Just listen to what former Reagan adviser Dr. Larry Hunter says, after hoping Obama will reneg on every liberal policy he's espoused on the campaign trail:

But here's the thing: Even if my hopes on domestic policy are dashed and Obama reveals himself as an unreconstructed, dyed-in-the-wool, big-government liberal, I'm still voting for him.

These past eight years, we have spent over a trillion dollars on foreign soil - and lost countless lives - and done what I consider irreparable damage to our Constitution.

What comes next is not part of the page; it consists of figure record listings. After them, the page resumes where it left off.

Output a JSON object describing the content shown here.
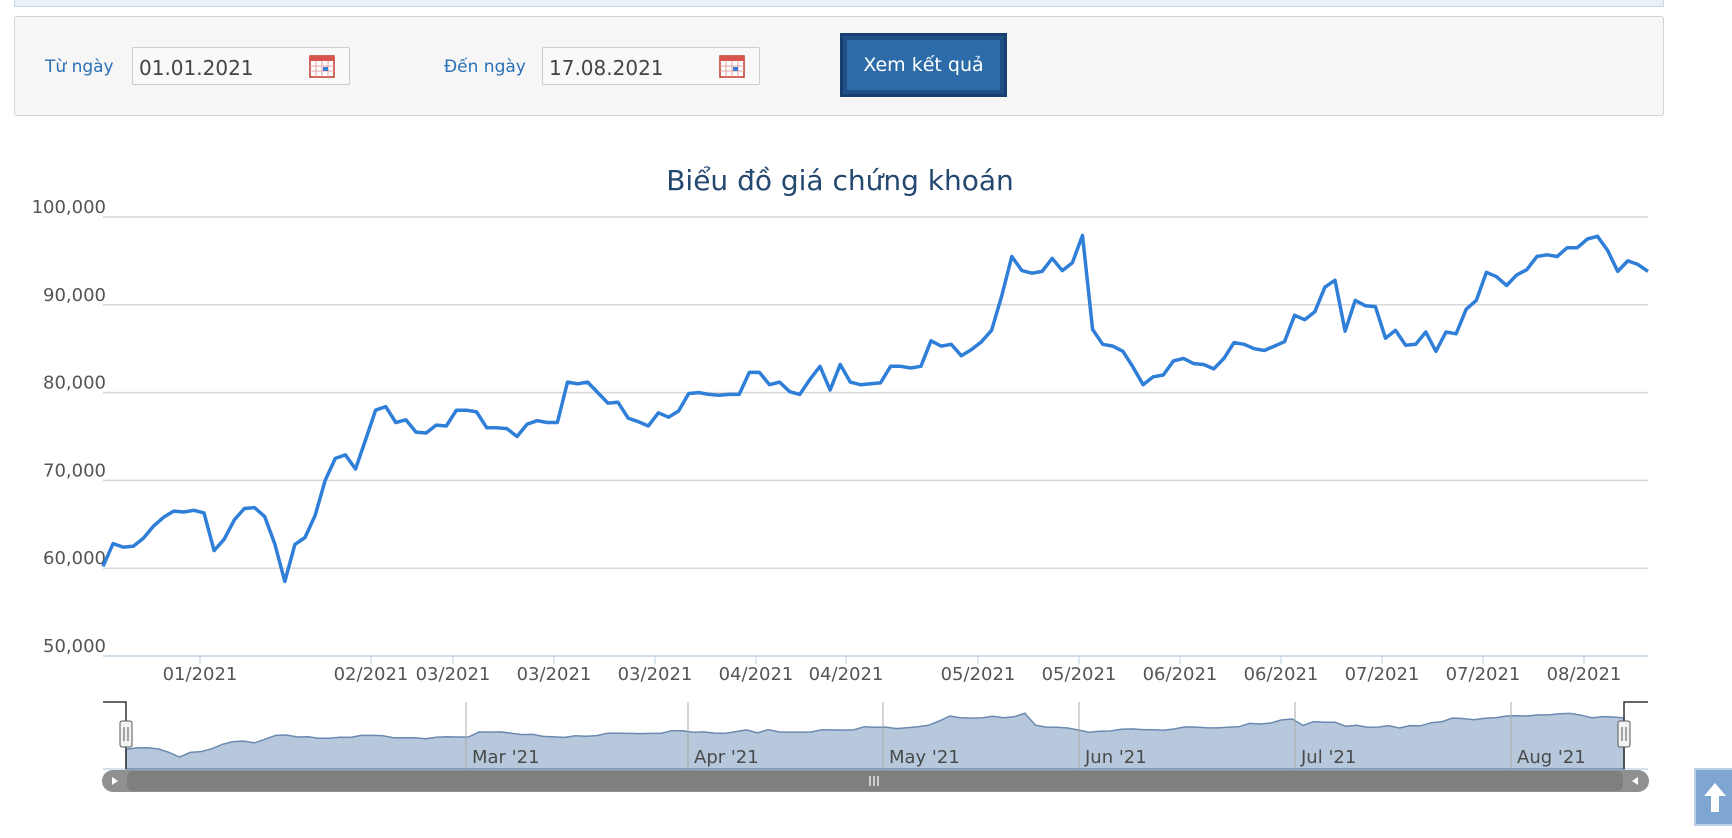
{
  "filter": {
    "from_label": "Từ ngày",
    "from_value": "01.01.2021",
    "to_label": "Đến ngày",
    "to_value": "17.08.2021",
    "submit_label": "Xem kết quả"
  },
  "colors": {
    "line": "#2f7ed8",
    "navigator_fill": "#b7c8dd",
    "navigator_line": "#6a8ab0",
    "title": "#24486f",
    "accent_button": "#2d6ca9"
  },
  "chart_data": {
    "type": "line",
    "title": "Biểu đồ giá chứng khoán",
    "xlabel": "",
    "ylabel": "",
    "ylim": [
      50000,
      100000
    ],
    "y_ticks": [
      "100,000",
      "90,000",
      "80,000",
      "70,000",
      "60,000",
      "50,000"
    ],
    "x_tick_labels": [
      "01/2021",
      "02/2021",
      "03/2021",
      "03/2021",
      "03/2021",
      "04/2021",
      "04/2021",
      "05/2021",
      "05/2021",
      "06/2021",
      "06/2021",
      "07/2021",
      "07/2021",
      "08/2021"
    ],
    "grid": true,
    "legend": "none",
    "series": [
      {
        "values": [
          60200,
          62800,
          62400,
          62500,
          63400,
          64800,
          65800,
          66500,
          66400,
          66600,
          66300,
          62000,
          63300,
          65500,
          66800,
          66900,
          65900,
          62800,
          58500,
          62700,
          63500,
          66000,
          70000,
          72500,
          72900,
          71300,
          74600,
          78000,
          78400,
          76600,
          76900,
          75500,
          75400,
          76300,
          76200,
          78000,
          78000,
          77800,
          76000,
          76000,
          75900,
          75000,
          76400,
          76800,
          76600,
          76600,
          81200,
          81000,
          81200,
          80000,
          78800,
          78900,
          77100,
          76700,
          76200,
          77700,
          77200,
          77900,
          79900,
          80000,
          79800,
          79700,
          79800,
          79800,
          82300,
          82300,
          80900,
          81200,
          80100,
          79800,
          81500,
          83000,
          80300,
          83200,
          81200,
          80900,
          81000,
          81100,
          83000,
          83000,
          82800,
          83000,
          85900,
          85300,
          85500,
          84200,
          84900,
          85800,
          87100,
          91000,
          95500,
          93900,
          93600,
          93800,
          95300,
          93900,
          94800,
          97900,
          87200,
          85500,
          85300,
          84700,
          82900,
          80900,
          81800,
          82000,
          83600,
          83900,
          83300,
          83200,
          82700,
          83900,
          85700,
          85500,
          85000,
          84800,
          85300,
          85800,
          88800,
          88300,
          89200,
          92000,
          92800,
          87000,
          90500,
          89900,
          89800,
          86200,
          87100,
          85400,
          85500,
          86900,
          84700,
          86900,
          86700,
          89500,
          90500,
          93700,
          93200,
          92200,
          93400,
          94000,
          95500,
          95700,
          95500,
          96500,
          96500,
          97500,
          97800,
          96200,
          93800,
          95000,
          94600,
          93800
        ]
      }
    ],
    "navigator": {
      "x_labels": [
        "Mar '21",
        "Apr '21",
        "May '21",
        "Jun '21",
        "Jul '21",
        "Aug '21"
      ]
    }
  },
  "icons": {
    "calendar": "calendar-icon",
    "scroll_top": "arrow-up-icon",
    "scroll_left": "triangle-left-icon",
    "scroll_right": "triangle-right-icon",
    "scroll_grip": "grip-icon"
  }
}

If economic damage from well-intentioned but misbegotten Obama economic schemes is the ransom we must pay him to clean up this foreign policy mess, then so be it. It's not nearly as costly as enduring four more years of what we suffered the last eight years.

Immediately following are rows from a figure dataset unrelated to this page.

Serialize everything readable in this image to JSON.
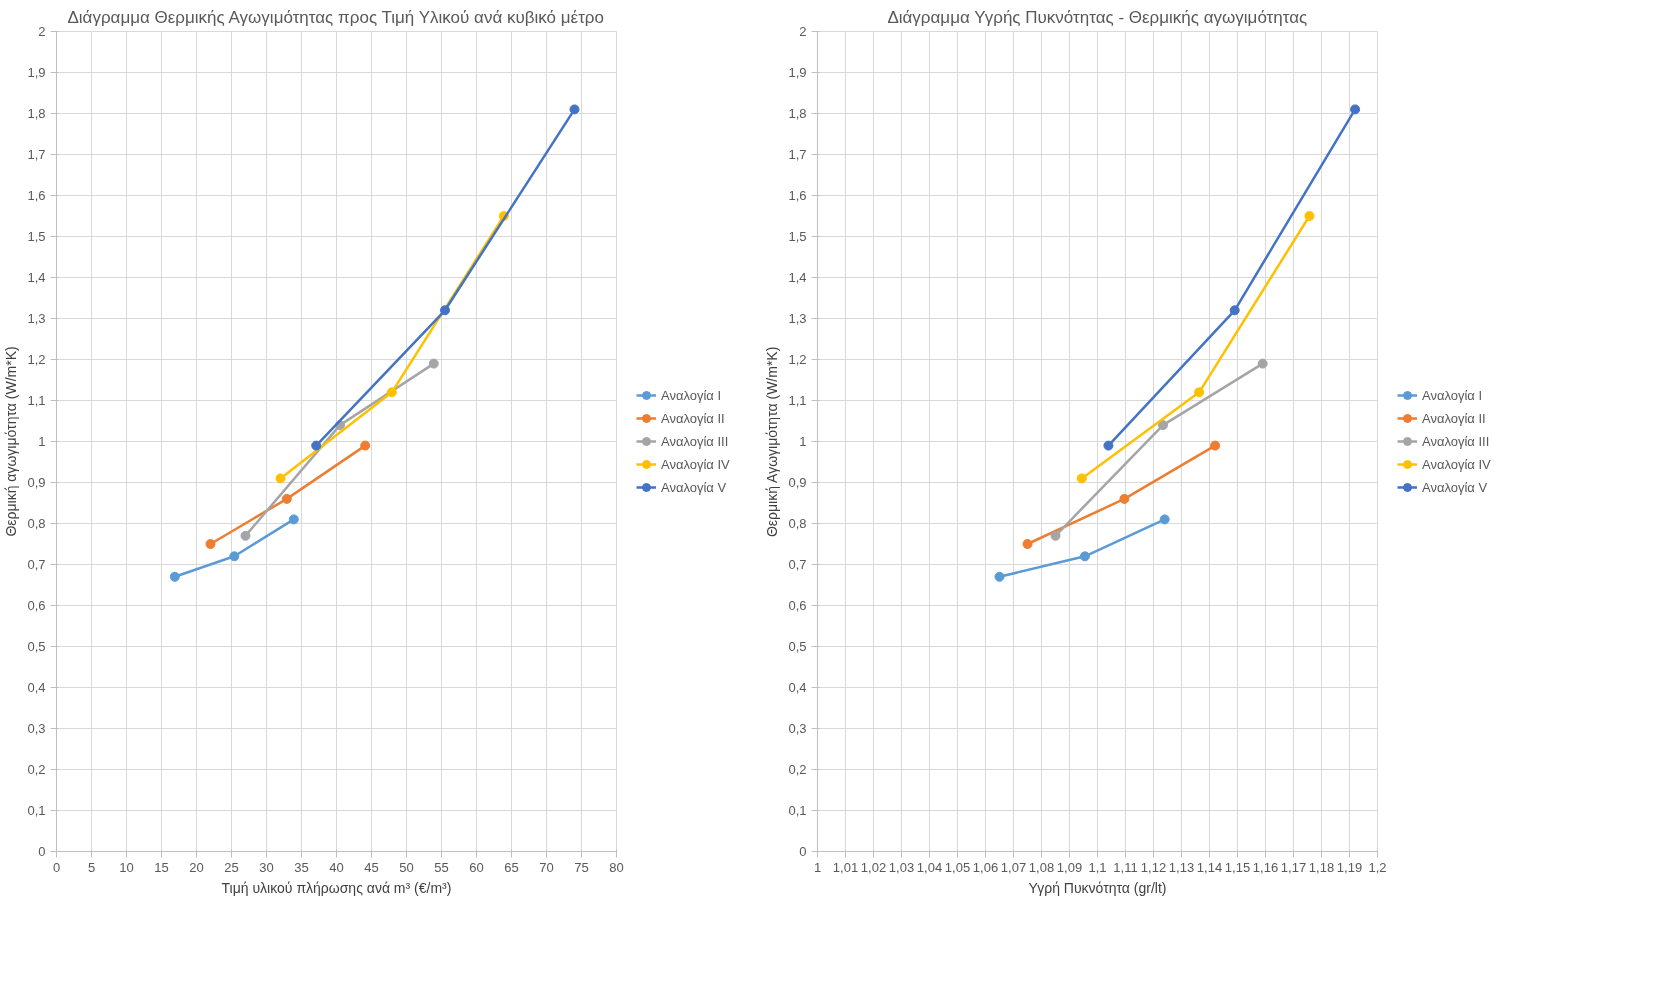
{
  "chart_data": [
    {
      "type": "line",
      "title": "Διάγραμμα Θερμικής Αγωγιμότητας προς Τιμή Υλικού ανά κυβικό μέτρο",
      "xlabel": "Τιμή υλικού πλήρωσης ανά m³ (€/m³)",
      "ylabel": "Θερμική αγωγιμότητα (W/m*K)",
      "marker": "circle",
      "grid": true,
      "legend": "right",
      "xlim": [
        0,
        80
      ],
      "ylim": [
        0,
        2
      ],
      "xticks": [
        0,
        5,
        10,
        15,
        20,
        25,
        30,
        35,
        40,
        45,
        50,
        55,
        60,
        65,
        70,
        75,
        80
      ],
      "yticks": [
        0,
        {
          "value": 0.1,
          "label": "0,1"
        },
        {
          "value": 0.2,
          "label": "0,2"
        },
        {
          "value": 0.3,
          "label": "0,3"
        },
        {
          "value": 0.4,
          "label": "0,4"
        },
        {
          "value": 0.5,
          "label": "0,5"
        },
        {
          "value": 0.6,
          "label": "0,6"
        },
        {
          "value": 0.7,
          "label": "0,7"
        },
        {
          "value": 0.8,
          "label": "0,8"
        },
        {
          "value": 0.9,
          "label": "0,9"
        },
        1,
        {
          "value": 1.1,
          "label": "1,1"
        },
        {
          "value": 1.2,
          "label": "1,2"
        },
        {
          "value": 1.3,
          "label": "1,3"
        },
        {
          "value": 1.4,
          "label": "1,4"
        },
        {
          "value": 1.5,
          "label": "1,5"
        },
        {
          "value": 1.6,
          "label": "1,6"
        },
        {
          "value": 1.7,
          "label": "1,7"
        },
        {
          "value": 1.8,
          "label": "1,8"
        },
        {
          "value": 1.9,
          "label": "1,9"
        },
        2
      ],
      "series": [
        {
          "name": "Αναλογία I",
          "color": "#5b9bd5",
          "x": [
            16.9,
            25.4,
            33.9
          ],
          "values": [
            0.67,
            0.72,
            0.81
          ]
        },
        {
          "name": "Αναλογία II",
          "color": "#ed7d31",
          "x": [
            22.0,
            32.9,
            44.1
          ],
          "values": [
            0.75,
            0.86,
            0.99
          ]
        },
        {
          "name": "Αναλογία III",
          "color": "#a5a5a5",
          "x": [
            27.0,
            40.5,
            53.9
          ],
          "values": [
            0.77,
            1.04,
            1.19
          ]
        },
        {
          "name": "Αναλογία IV",
          "color": "#ffc000",
          "x": [
            32.0,
            47.9,
            63.9
          ],
          "values": [
            0.91,
            1.12,
            1.55
          ]
        },
        {
          "name": "Αναλογία V",
          "color": "#4472c4",
          "x": [
            37.1,
            55.5,
            74.0
          ],
          "values": [
            0.99,
            1.32,
            1.81
          ]
        }
      ]
    },
    {
      "type": "line",
      "title": "Διάγραμμα Υγρής Πυκνότητας - Θερμικής αγωγιμότητας",
      "xlabel": "Υγρή Πυκνότητα (gr/lt)",
      "ylabel": "Θερμική Αγωγιμότητα (W/m*K)",
      "marker": "circle",
      "grid": true,
      "legend": "right",
      "xlim": [
        1,
        1.2
      ],
      "ylim": [
        0,
        2
      ],
      "xticks": [
        1,
        {
          "value": 1.01,
          "label": "1,01"
        },
        {
          "value": 1.02,
          "label": "1,02"
        },
        {
          "value": 1.03,
          "label": "1,03"
        },
        {
          "value": 1.04,
          "label": "1,04"
        },
        {
          "value": 1.05,
          "label": "1,05"
        },
        {
          "value": 1.06,
          "label": "1,06"
        },
        {
          "value": 1.07,
          "label": "1,07"
        },
        {
          "value": 1.08,
          "label": "1,08"
        },
        {
          "value": 1.09,
          "label": "1,09"
        },
        {
          "value": 1.1,
          "label": "1,1"
        },
        {
          "value": 1.11,
          "label": "1,11"
        },
        {
          "value": 1.12,
          "label": "1,12"
        },
        {
          "value": 1.13,
          "label": "1,13"
        },
        {
          "value": 1.14,
          "label": "1,14"
        },
        {
          "value": 1.15,
          "label": "1,15"
        },
        {
          "value": 1.16,
          "label": "1,16"
        },
        {
          "value": 1.17,
          "label": "1,17"
        },
        {
          "value": 1.18,
          "label": "1,18"
        },
        {
          "value": 1.19,
          "label": "1,19"
        },
        {
          "value": 1.2,
          "label": "1,2"
        }
      ],
      "yticks": [
        0,
        {
          "value": 0.1,
          "label": "0,1"
        },
        {
          "value": 0.2,
          "label": "0,2"
        },
        {
          "value": 0.3,
          "label": "0,3"
        },
        {
          "value": 0.4,
          "label": "0,4"
        },
        {
          "value": 0.5,
          "label": "0,5"
        },
        {
          "value": 0.6,
          "label": "0,6"
        },
        {
          "value": 0.7,
          "label": "0,7"
        },
        {
          "value": 0.8,
          "label": "0,8"
        },
        {
          "value": 0.9,
          "label": "0,9"
        },
        1,
        {
          "value": 1.1,
          "label": "1,1"
        },
        {
          "value": 1.2,
          "label": "1,2"
        },
        {
          "value": 1.3,
          "label": "1,3"
        },
        {
          "value": 1.4,
          "label": "1,4"
        },
        {
          "value": 1.5,
          "label": "1,5"
        },
        {
          "value": 1.6,
          "label": "1,6"
        },
        {
          "value": 1.7,
          "label": "1,7"
        },
        {
          "value": 1.8,
          "label": "1,8"
        },
        {
          "value": 1.9,
          "label": "1,9"
        },
        2
      ],
      "series": [
        {
          "name": "Αναλογία I",
          "color": "#5b9bd5",
          "x": [
            1.065,
            1.0955,
            1.124
          ],
          "values": [
            0.67,
            0.72,
            0.81
          ]
        },
        {
          "name": "Αναλογία II",
          "color": "#ed7d31",
          "x": [
            1.075,
            1.1096,
            1.142
          ],
          "values": [
            0.75,
            0.86,
            0.99
          ]
        },
        {
          "name": "Αναλογία III",
          "color": "#a5a5a5",
          "x": [
            1.085,
            1.1234,
            1.159
          ],
          "values": [
            0.77,
            1.04,
            1.19
          ]
        },
        {
          "name": "Αναλογία IV",
          "color": "#ffc000",
          "x": [
            1.0944,
            1.1363,
            1.1757
          ],
          "values": [
            0.91,
            1.12,
            1.55
          ]
        },
        {
          "name": "Αναλογία V",
          "color": "#4472c4",
          "x": [
            1.1039,
            1.149,
            1.192
          ],
          "values": [
            0.99,
            1.32,
            1.81
          ]
        }
      ]
    }
  ]
}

(Psst., Larry - I hate to tell you this, but in light of what happened to the markets today, it may be time for a New Deal Democrat and an "activist government." Just sayin'.)

Strong stuff. I've believed for a long time now that Obama bridge that chasm between Republican and Democrat without betraying everything liberal Democrats stand for. Who knows? Maybe folks like Dr. Larry will swallow their bitter progressive pill in the interests of America and find out they like it.

Hey. I can but dream.

So we've got staunch Republicans swinging for Obama in respectable numbers. These aren't Democrats-in-disguise: they're the real McCoy. The fact that a liberal candidate won them over by the power of his vision is pretty damned impressive.

You know what, Johnny? You can keep Lieberman and the pathetic few PUMAs. We'll just hang on to the higher-quality defectors, thanks.